Now I’ll show that logical inductors over PA eventually trust proofs in ZF of bounded sentences (assuming ZF is consistent). Consider the Turing machine that takes as input a number n and searches through all strings in length order, keeping track of any that are a ZF proof of a bounded sentence. When it’s been searching for n timesteps it stops and outputs whichever bounded sentence it found a proof for last. Call this sentence ϕ_n. Now let P be a logical inductor over PA. Assuming that ZF is consistent, the sequence ϕ_n are all theorems of PA, and by construction there’s a polynomial time Turning machine that outputs them. So by a theorem in the logical inductor paper, we have that P_n(ϕ_n) tends to 1 as n goes to infinity, meaning that for large n the logical inductor becomes confident in ϕ_n sometime around day n. If a bounded statement ϕ has a ZF proof in m symbols then it’s equal to ϕ_n for n ~ exp(m). So P begins to think that ϕ is very likely from day exp(m) onward.
Assuming that the logical inductor is working with a deductive process that searches through PA proofs in length order, this can occur long before the deductive process actually proves that ϕ is true. The exponential doesn’t really make a difference here, since we don’t know exactly how fast the deductive process is working. But it hardly matters, because the length of ZF proofs can be arbitrarily better than those in PA. For example the shortest proof of the sentence “PA cannot prove this sentence in fewer than exp(exp(exp(n))) symbols” in PA is longer than exp(exp(exp(n))) symbols, whereas the length of the shortest proof in ZF is about log(n).
So in generality what we have proved is that weak systems will accept as very good evidence proofs given in stronger theories, so long as the target of the proof is a bounded sentence, and so long as the stronger theory is in fact consistent.
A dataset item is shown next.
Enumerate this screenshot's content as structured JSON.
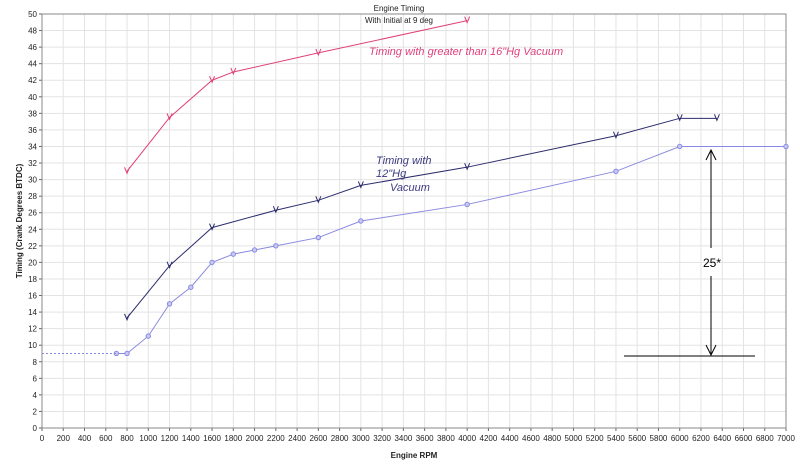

This is an interesting partial answer to Hilbert’s question, since it explains why we would care about proofs in ZF, even if we only believe in PA.
Well, your argument assumes that ZF is consistent, so it wouldn’t convince someone who only believes in PA.
Sure, the inductor doesn’t know which systems are consistent, but nevertheless it eventually starts believing the proofs given by any system which is consistent.